Summary by Xml_
Vulnerability XSS STORED by Xml_ on https://www.doi.gov/iacb/indian-arts-and-crafts-board-potential-violation-report
Stored XSS [doi.gov/iacb/indian-arts-and-crafts-board-potential-violation-report ]
Disclosed by Xml_- Program Department of Interior: Vulnerability Disclosure Program
- Disclosed date over 2 years ago
- Priority P3 Bugcrowd's VRT priority rating
- Status Resolved This vulnerability has been accepted and fixed
Report details
-
Submitted
-
Target Location
*.doi.gov -
Target category
Web App
-
VRT
Cross-Site Scripting (XSS) > Reflected > Non-Self -
Priority
P3 -
Bug URL
https://www.doi.gov/iacb/indian-arts-and-crafts-board-potential-violation-report -
Description
Cross-site scripting (abbreviated as XSS) is a type of security vulnerability. websites allowing content to be injected into a page, thus triggering actions on web browsers visiting the page. The possibilities of XSS are very wide since the attacker can use all the languages supported by the browser (JavaScript, Java ...) and new possibilities are regularly discovered in particular with the arrival of new technologies like HTML5. For example, it is possible to redirect to another site for hooking or to steal the session by recovering cookies.
PoC
1) Go on https://www.doi.gov/iacb/indian-arts-and-crafts-board-potential-violation-report complete the form by adding the escape character "> see attached
2) Continue to fill in the information until you reach the submit button.
3) You will be redirected to something like that https://www.doi.gov/node/18293/done?sid=695860&token=8e2903968f51f4ac026a67d47a980429 and if you look at the javascript code it is executed
-
Extra info
Risk
If an attacker can control a script that is executed in the victim's browser, then they can typically fully compromise that user.
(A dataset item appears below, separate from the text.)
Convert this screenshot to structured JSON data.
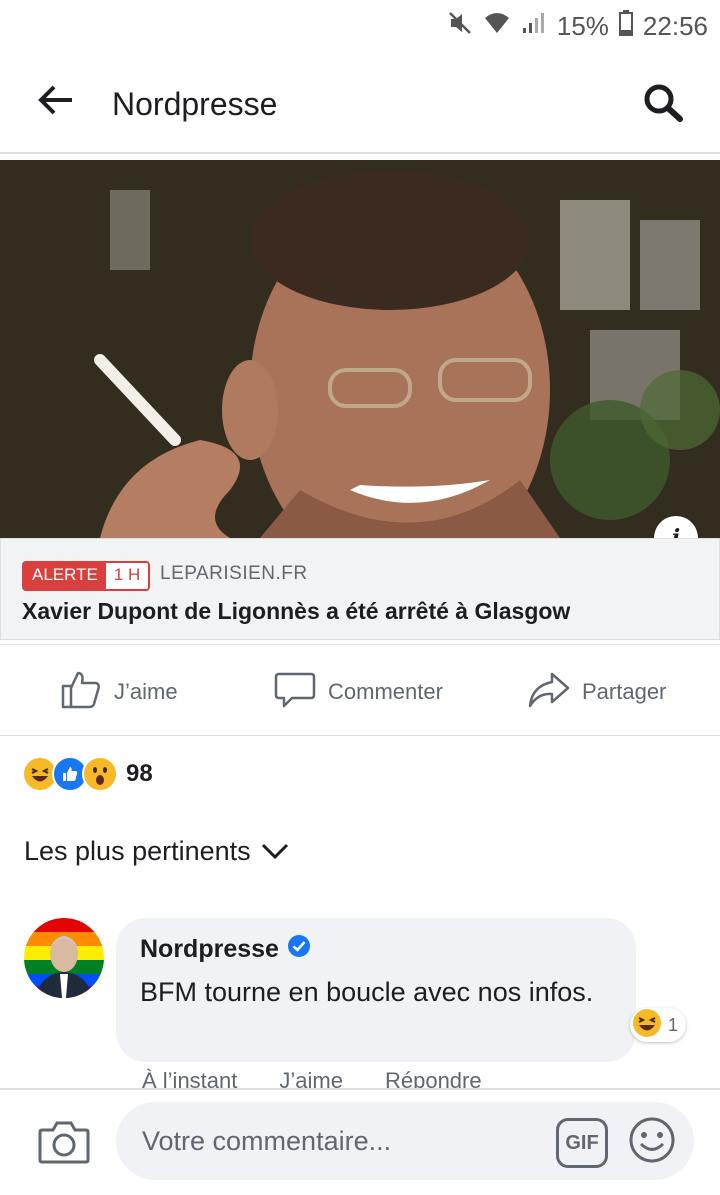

The attacker can carry out any of the actions that are applicable to the impact of reflected XSS vulnerabilities.
In terms of exploitability, the key difference between reflected and stored XSS is that a stored XSS vulnerability enables attacks that are self-contained within the application itself. The attacker does not need to find an external way of inducing other users to make a particular request containing their exploit. Rather, the attacker places their exploit into the application itself and simply waits for users to encounter it.
The self-contained nature of stored cross-site scripting exploits is particularly relevant in situations where an XSS vulnerability only affects users who are currently logged in to the application. If the XSS is reflected, then the attack must be fortuitously timed: a user who is induced to make the attacker's request at a time when they are not logged in will not be compromised. In contrast, if the XSS is stored, then the user is guaranteed to be logged in at the time they encounter the exploit.